La desarrolladora de recetas Amy Palanjian de Yummy Infant Food simplificó las cenas de su familia asignando una categoría a cada día. Su hogar sigue este horario: los domingos son para sopa, los lunes para pasta, los martes para quesadillas o burritos, los miércoles para pollo, los jueves para comidas congeladas, los viernes para pizza y los sábados para cenas donde se limpia el refrigerador.
Este sistema no restringe la creatividad, sino que la enfoca. Como explica Palanjian, “siempre tengo un punto de partida, lo que significa que comienzo a planificar la cena con mis opciones ya reducidas”. También genera previsibilidad para los niños y, al mismo tiempo, permite flexibilidad en función de los ingredientes, las ventas o los antojos personales.
Palanjian adoptó este marco en 2019 después del nacimiento de su tercer hijo, inspirándose en la rotación similar del menú de una guardería. Observó que las comidas estructuradas aumentaban la variedad de alimentos sin rigidez. Al designar “pasta” para los lunes, podría elegir el tipo de pasta y salsa según la temporada, las compras o simplemente su nivel de energía.
El enfoque es adaptable. El verano podría significar cocinar a la parrilla en lugar de sopa los domingos. Se trata de reducir la fatiga por tomar decisiones, no de imponer reglas estrictas.
La influencer de Instagram Lindsay Taylor (@the.food.doula) probó recientemente este método y descubrió que era menos estresante y requería menos tiempo. Asigna proteínas a cada día (salmón, pollo, bistec, etc.) y las prepara cuando tiene tiempo, dejando que el resto de la comida se combine según los ingredientes disponibles. Taylor incluso usa temas para priorizar ciertos alimentos, como “noche de proteínas vegetales” para más lentejas y frijoles.
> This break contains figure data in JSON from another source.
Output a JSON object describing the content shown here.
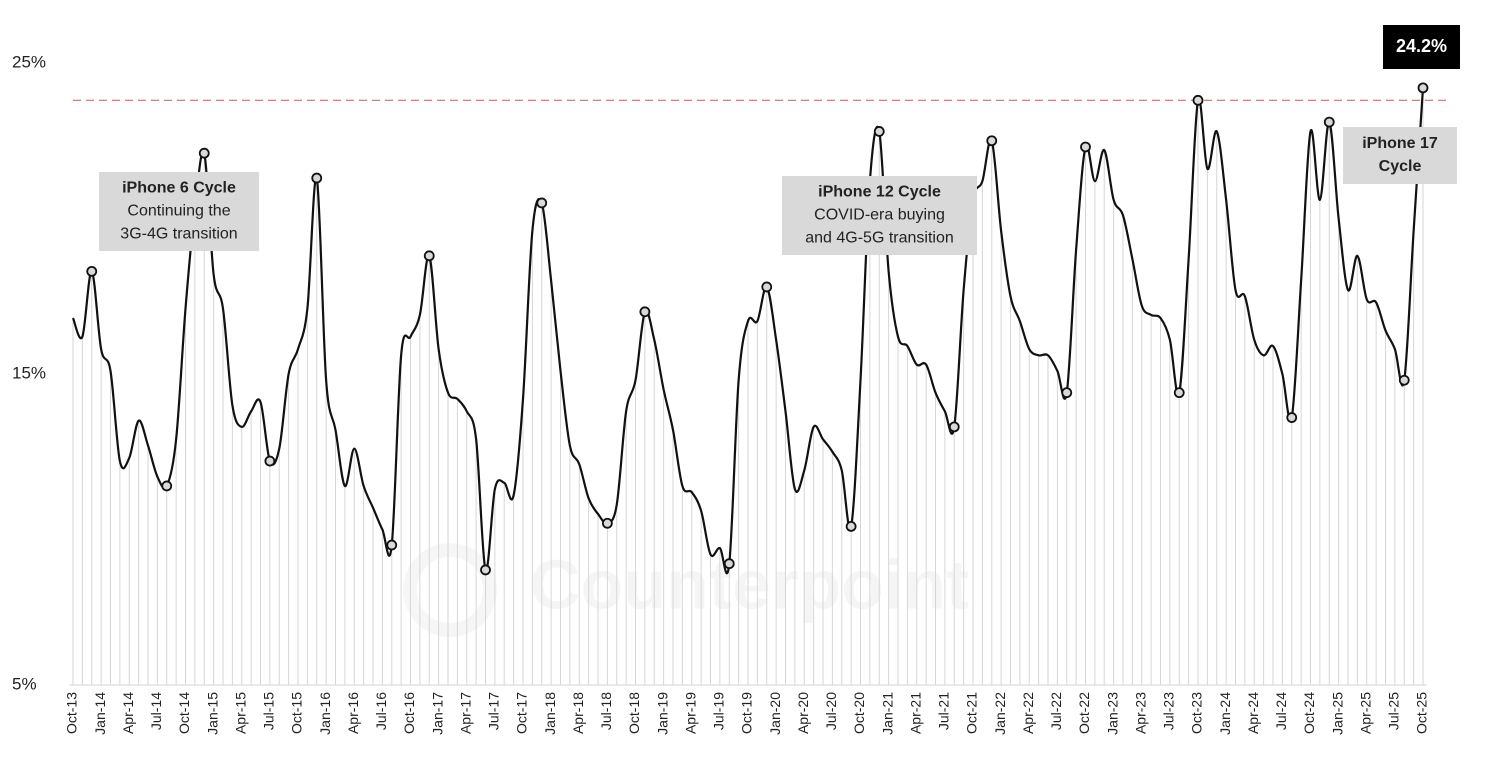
{
  "chart_data": {
    "type": "line",
    "watermark": "Counterpoint",
    "ylim": [
      5,
      25
    ],
    "yticks": [
      {
        "value": 5,
        "label": "5%"
      },
      {
        "value": 15,
        "label": "15%"
      },
      {
        "value": 25,
        "label": "25%"
      }
    ],
    "color": "#111111",
    "drop_line_color": "#d6d6d6",
    "marker_fill": "#d9d9d9",
    "reference_line": {
      "value": 23.8,
      "color": "#e06666"
    },
    "markers": [
      2,
      10,
      14,
      21,
      26,
      34,
      38,
      44,
      50,
      57,
      61,
      70,
      74,
      83,
      86,
      94,
      98,
      106,
      108,
      118,
      120,
      130,
      134,
      142,
      144
    ],
    "categories": [
      "Oct-13",
      null,
      null,
      "Jan-14",
      null,
      null,
      "Apr-14",
      null,
      null,
      "Jul-14",
      null,
      null,
      "Oct-14",
      null,
      null,
      "Jan-15",
      null,
      null,
      "Apr-15",
      null,
      null,
      "Jul-15",
      null,
      null,
      "Oct-15",
      null,
      null,
      "Jan-16",
      null,
      null,
      "Apr-16",
      null,
      null,
      "Jul-16",
      null,
      null,
      "Oct-16",
      null,
      null,
      "Jan-17",
      null,
      null,
      "Apr-17",
      null,
      null,
      "Jul-17",
      null,
      null,
      "Oct-17",
      null,
      null,
      "Jan-18",
      null,
      null,
      "Apr-18",
      null,
      null,
      "Jul-18",
      null,
      null,
      "Oct-18",
      null,
      null,
      "Jan-19",
      null,
      null,
      "Apr-19",
      null,
      null,
      "Jul-19",
      null,
      null,
      "Oct-19",
      null,
      null,
      "Jan-20",
      null,
      null,
      "Apr-20",
      null,
      null,
      "Jul-20",
      null,
      null,
      "Oct-20",
      null,
      null,
      "Jan-21",
      null,
      null,
      "Apr-21",
      null,
      null,
      "Jul-21",
      null,
      null,
      "Oct-21",
      null,
      null,
      "Jan-22",
      null,
      null,
      "Apr-22",
      null,
      null,
      "Jul-22",
      null,
      null,
      "Oct-22",
      null,
      null,
      "Jan-23",
      null,
      null,
      "Apr-23",
      null,
      null,
      "Jul-23",
      null,
      null,
      "Oct-23",
      null,
      null,
      "Jan-24",
      null,
      null,
      "Apr-24",
      null,
      null,
      "Jul-24",
      null,
      null,
      "Oct-24",
      null,
      null,
      "Jan-25",
      null,
      null,
      "Apr-25",
      null,
      null,
      "Jul-25",
      null,
      null,
      "Oct-25"
    ],
    "values": [
      16.8,
      16.2,
      18.3,
      15.8,
      15.1,
      12.2,
      12.3,
      13.5,
      12.7,
      11.7,
      11.4,
      12.9,
      17.1,
      20.3,
      22.1,
      18.2,
      17.1,
      14.0,
      13.3,
      13.8,
      14.1,
      12.2,
      12.6,
      15.0,
      15.8,
      17.1,
      21.3,
      14.8,
      13.2,
      11.4,
      12.6,
      11.4,
      10.7,
      10.0,
      9.5,
      15.6,
      16.2,
      16.9,
      18.8,
      15.8,
      14.4,
      14.2,
      13.8,
      12.9,
      8.7,
      11.3,
      11.5,
      11.1,
      14.2,
      19.6,
      20.5,
      18.0,
      15.1,
      12.7,
      12.1,
      11.0,
      10.5,
      10.2,
      10.8,
      13.8,
      14.8,
      17.0,
      16.1,
      14.5,
      13.2,
      11.4,
      11.2,
      10.6,
      9.2,
      9.4,
      8.9,
      14.8,
      16.7,
      16.7,
      17.8,
      16.1,
      13.8,
      11.3,
      11.9,
      13.3,
      12.9,
      12.5,
      11.9,
      10.1,
      14.8,
      21.2,
      22.8,
      18.3,
      16.2,
      15.9,
      15.3,
      15.3,
      14.4,
      13.8,
      13.3,
      17.7,
      20.6,
      21.2,
      22.5,
      19.6,
      17.5,
      16.7,
      15.8,
      15.6,
      15.6,
      15.1,
      14.4,
      19.0,
      22.3,
      21.2,
      22.2,
      20.6,
      20.1,
      18.7,
      17.2,
      16.9,
      16.8,
      16.1,
      14.4,
      18.7,
      23.8,
      21.6,
      22.8,
      20.6,
      17.7,
      17.5,
      16.1,
      15.6,
      15.9,
      15.0,
      13.6,
      18.0,
      22.8,
      20.6,
      23.1,
      20.0,
      17.7,
      18.8,
      17.4,
      17.3,
      16.4,
      15.8,
      14.8,
      19.6,
      24.2
    ],
    "value_labels": [
      null,
      null,
      null,
      null,
      null,
      null,
      null,
      null,
      null,
      null,
      null,
      null,
      null,
      null,
      null,
      null,
      null,
      null,
      null,
      null,
      null,
      null,
      null,
      null,
      null,
      null,
      null,
      null,
      null,
      null,
      null,
      null,
      null,
      null,
      null,
      null,
      null,
      null,
      null,
      null,
      null,
      null,
      null,
      null,
      null,
      null,
      null,
      null,
      null,
      null,
      null,
      null,
      null,
      null,
      null,
      null,
      null,
      null,
      null,
      null,
      null,
      null,
      null,
      null,
      null,
      null,
      null,
      null,
      null,
      null,
      null,
      null,
      null,
      null,
      null,
      null,
      null,
      null,
      null,
      null,
      null,
      null,
      null,
      null,
      null,
      null,
      null,
      null,
      null,
      null,
      null,
      null,
      null,
      null,
      null,
      null,
      null,
      null,
      null,
      null,
      null,
      null,
      null,
      null,
      null,
      null,
      null,
      null,
      null,
      null,
      null,
      null,
      null,
      null,
      null,
      null,
      null,
      null,
      null,
      null,
      null,
      null,
      null,
      null,
      null,
      null,
      null,
      null,
      null,
      null,
      null,
      null,
      null,
      null,
      null,
      null,
      null,
      null,
      null,
      null,
      null,
      null,
      null,
      null,
      "24.2%"
    ],
    "annotations": [
      {
        "title": [
          "iPhone 6 Cycle"
        ],
        "lines": [
          "Continuing the",
          "3G-4G transition"
        ]
      },
      {
        "title": [
          "iPhone 12 Cycle"
        ],
        "lines": [
          "COVID-era buying",
          "and 4G-5G transition"
        ]
      },
      {
        "title": [
          "iPhone 17",
          "Cycle"
        ],
        "lines": []
      }
    ]
  }
}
La dietista registrada Maya Feller de Maya Feller Nutrition está de acuerdo en que esta estructura puede reducir la fatiga por tomar decisiones y al mismo tiempo promover la variedad. “Permite al cocinero casero tener variedad dentro de la categoría”, señala, señalando que la pizza puede ser casera o congelada, y la pasta puede incluir cualquier verdura o proteína.
La clave es elegir temas que le gusten a su hogar. Si a alguien no le gusta la sopa, no fuerce una noche de sopa. Los atajos también son bienvenidos: desayuno para la cena, sándwiches, comida para llevar o platos de merienda. El objetivo es aligerar la carga mental, no crear más trabajo.
La repetición es perfectamente normal. Si el lunes es la noche del curry, está bien hacer la misma receta semanalmente. Pequeños cambios (servirlo con quinua en lugar de arroz o una proteína diferente) mantienen el interés sin exigir un esfuerzo excesivo.
En última instancia, este marco de planificación de comidas no se trata de perfección; se trata de crear un sistema manejable que reduzca el estrés y haga que la hora de la cena sea más agradable para todos los involucrados.